L'annonce récente à l'effet que les forces spéciales canadiennes ont retourné le feu contre les troupes du groupe État islamique a causé une tornade politique qui, malheureusement, occulte la réalité sur le terrain.

Il est important de rappeler les faits afin de mieux prendre la mesure de la contribution canadienne. Les troupes du groupe État islamique ont rapidement déferlé sur le nord de l'Irak, mettant l'armée irakienne en déroute dans cette partie du pays. Très tôt, cette poussée a même menacé la capitale irakienne, obligeant les dirigeants de ce pays à sonner l'alarme et à demander une aide internationale afin d'endiguer cette horde barbare.

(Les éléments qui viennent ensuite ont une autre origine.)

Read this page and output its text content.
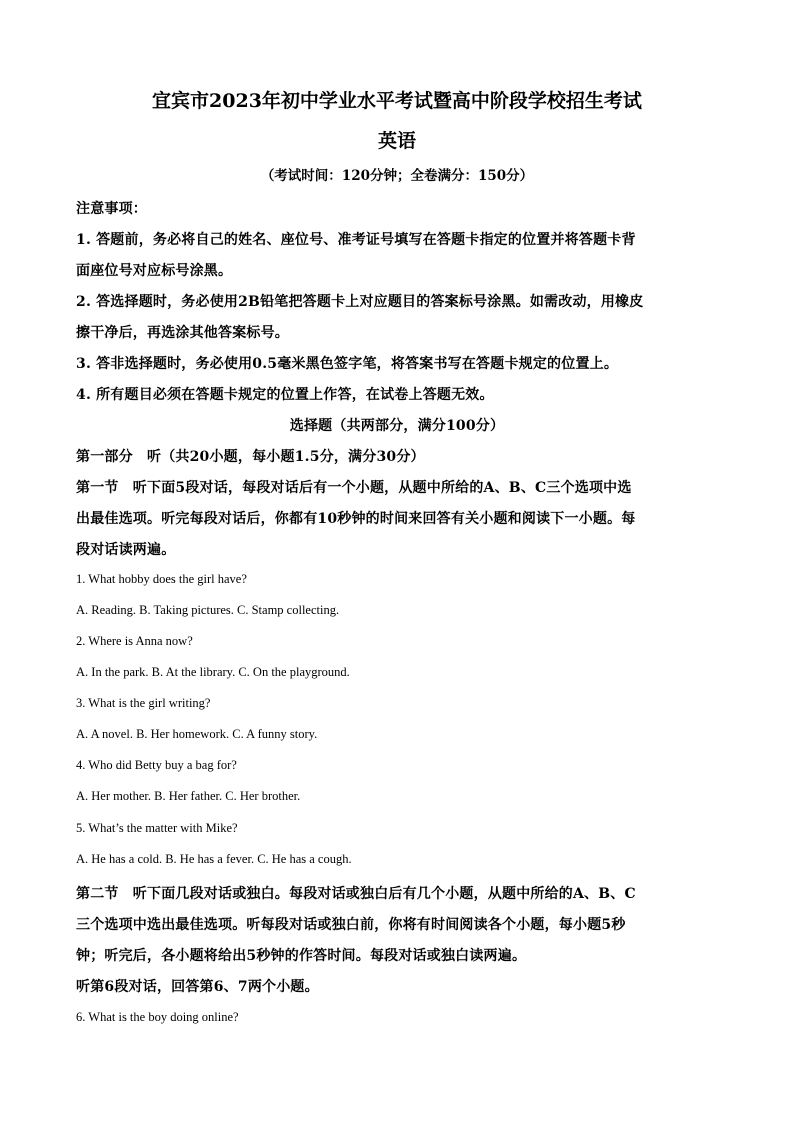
宜宾市2023年初中学业水平考试暨高中阶段学校招生考试
英语
（考试时间：120分钟；全卷满分：150分）
注意事项：
1. 答题前，务必将自己的姓名、座位号、准考证号填写在答题卡指定的位置并将答题卡背
面座位号对应标号涂黑。
2. 答选择题时，务必使用2B铅笔把答题卡上对应题目的答案标号涂黑。如需改动，用橡皮
擦干净后，再选涂其他答案标号。
3. 答非选择题时，务必使用0.5毫米黑色签字笔，将答案书写在答题卡规定的位置上。
4. 所有题目必须在答题卡规定的位置上作答，在试卷上答题无效。
选择题（共两部分，满分100分）
第一部分　听（共20小题，每小题1.5分，满分30分）
第一节　听下面5段对话，每段对话后有一个小题，从题中所给的A、B、C三个选项中选
出最佳选项。听完每段对话后，你都有10秒钟的时间来回答有关小题和阅读下一小题。每
段对话读两遍。
1. What hobby does the girl have?
A. Reading. B. Taking pictures. C. Stamp collecting.
2. Where is Anna now?
A. In the park. B. At the library. C. On the playground.
3. What is the girl writing?
A. A novel. B. Her homework. C. A funny story.
4. Who did Betty buy a bag for?
A. Her mother. B. Her father. C. Her brother.
5. What’s the matter with Mike?
A. He has a cold. B. He has a fever. C. He has a cough.
第二节　听下面几段对话或独白。每段对话或独白后有几个小题，从题中所给的A、B、C
三个选项中选出最佳选项。听每段对话或独白前，你将有时间阅读各个小题，每小题5秒
钟；听完后，各小题将给出5秒钟的作答时间。每段对话或独白读两遍。
听第6段对话，回答第6、7两个小题。
6. What is the boy doing online?
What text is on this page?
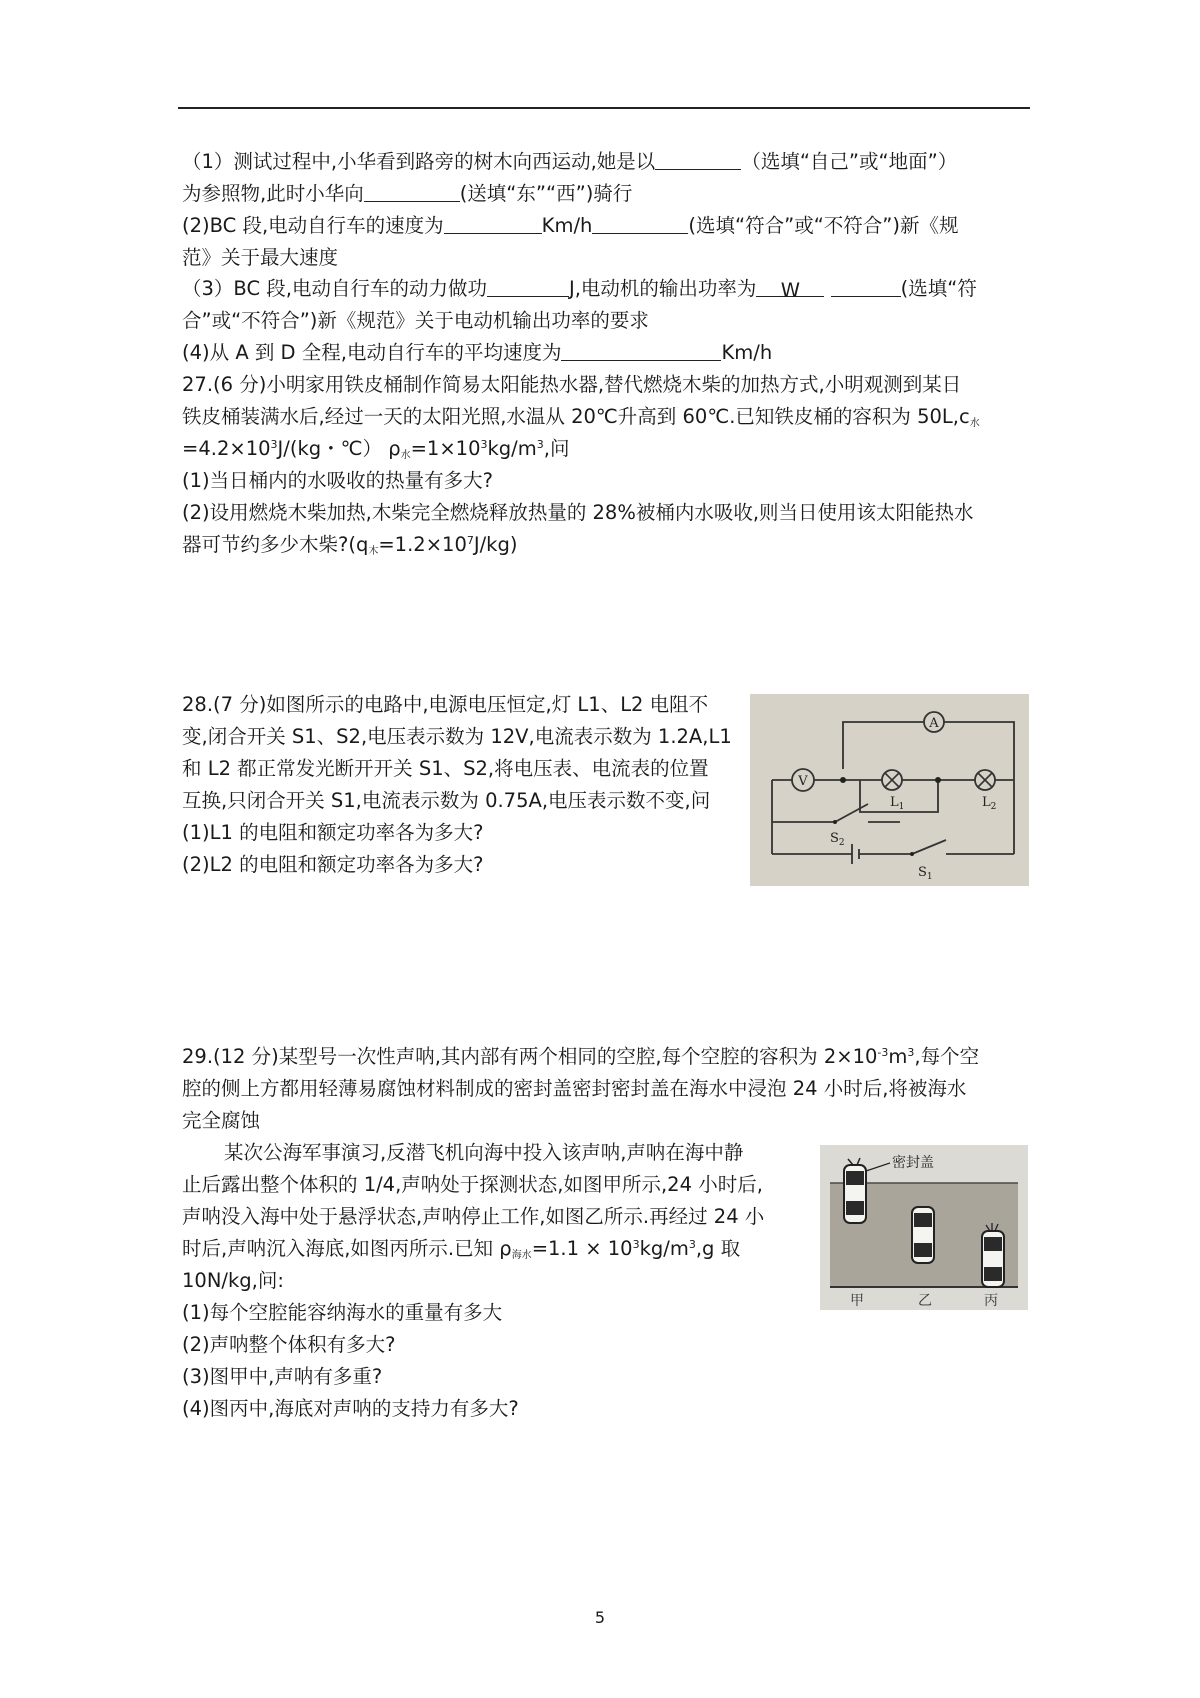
（1）测试过程中,小华看到路旁的树木向西运动,她是以	（选填“自己”或“地面”）
为参照物,此时小华向	(送填“东”“西”)骑行
(2)BC 段,电动自行车的速度为	Km/h	(选填“符合”或“不符合”)新《规
范》关于最大速度
（3）BC 段,电动自行车的动力做功	J,电动机的输出功率为 W	(选填“符
合”或“不符合”)新《规范》关于电动机输出功率的要求
(4)从 A 到 D 全程,电动自行车的平均速度为	Km/h
27.(6 分)小明家用铁皮桶制作简易太阳能热水器,替代燃烧木柴的加热方式,小明观测到某日
铁皮桶装满水后,经过一天的太阳光照,水温从 20℃升高到 60℃.已知铁皮桶的容积为 $50L,c_水$
$=4.2\times 10^3J/(kg$・℃） $\rho_水=1\times 10^3kg/m^3$,问
(1)当日桶内的水吸收的热量有多大?
(2)设用燃烧木柴加热,木柴完全燃烧释放热量的 28%被桶内水吸收,则当日使用该太阳能热水
器可节约多少木柴$?(q_木=1.2\times 10^7J/kg)$
28.(7 分)如图所示的电路中,电源电压恒定,灯 L1、L2 电阻不
变,闭合开关 S1、S2,电压表示数为 12V,电流表示数为 1.2A,L1
和 L2 都正常发光断开开关 S1、S2,将电压表、电流表的位置
互换,只闭合开关 S1,电流表示数为 0.75A,电压表示数不变,问
(1)L1 的电阻和额定功率各为多大?
(2)L2 的电阻和额定功率各为多大?
A
V
$L_1$	$L_2$
$S_2$
$S_1$
29.(12 分)某型号一次性声呐,其内部有两个相同的空腔,每个空腔的容积为 $2\times 10^{-3}m^3$,每个空
腔的侧上方都用轻薄易腐蚀材料制成的密封盖密封密封盖在海水中浸泡 24 小时后,将被海水
完全腐蚀
某次公海军事演习,反潜飞机向海中投入该声呐,声呐在海中静
止后露出整个体积的 1/4,声呐处于探测状态,如图甲所示,24 小时后,
声呐没入海中处于悬浮状态,声呐停止工作,如图乙所示.再经过 24 小
时后,声呐沉入海底,如图丙所示.已知 $\rho_{海水}=1.1 \times 10^3kg/m^3,g$ 取
10N/kg,问:
(1)每个空腔能容纳海水的重量有多大
(2)声呐整个体积有多大?
(3)图甲中,声呐有多重?
(4)图丙中,海底对声呐的支持力有多大?
密封盖
甲	乙	丙
5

Les États-Unis ont pris l'initiative de former une coalition dont le but stratégique est relativement modeste: freiner l'avance du groupe État islamique afin de permettre une meilleure préparation des troupes irakiennes devant se lancer dans une contre-attaque et ainsi reprendre le terrain perdu.

La contribution canadienne à cette coalition a été confirmée le 5 septembre dernier; il s'agissait initialement d'un déploiement de plusieurs dizaines de membres des forces spéciales canadiennes en Irak, pour conseiller le gouvernement irakien et aider les forces irakiennes; toutefois, l'annonce de ce déploiement stipulait qu'il ne s'agissait pas d'une mission de combat, une précision encore valide à ce jour.

La doctrine d'utilisation de forces spéciales pour une mission de combat se résume par le vocable un peu hermétique d'action directe. Ce terme regroupe toutes sortes d'opérations telles que des raids, des reconnaissances stratégiques en territoire ennemi, la capture d'un site d'intérêt stratégique, etc. Il s'agit donc d'actions où la confrontation directe avec la force est recherchée et constitue même le noyau dur de la mission.

La désignation de cible avec des lasers est une tâche aidant directement les troupes irakiennes et ne constitue pas une action directe selon le lexique doctrinaire. Le déploiement de ces équipes de désignation de cible se fait normalement à l'intérieur d'un secteur sécurisé par les troupes irakiennes; de plus, les appareils de désignation offrent la capacité d'opérer à distance sécuritaire par rapport à la cible. Cette tâche est vitale pour venir en aide aux troupes irakiennes tout en assurant un meilleur degré de précision pour les frappes aériennes de la coalition, minimisant ainsi les probabilités d'une frappe fratricide sur des troupes combattant le groupe État islamique ou sur les populations civiles.

Il est important de souligner le fait que les Forces armées canadiennes ont levé le voile sur les opérations menées par les forces spéciales alors que les forces spéciales d'autres pays se réfugient dans un mutisme complet concernant leurs opérations.

Un équilibre délicat doit être maintenu entre le besoin d'informer et la sécurité des soldats accomplissant des missions périlleuses, où le danger ne se limite pas seulement à la proximité d'une ligne de front souvent mal définie, sinon inexistante. Les généraux canadiens devraient être félicités pour leur candeur qui semble malheureusement avoir ouvert une boîte de Pandore!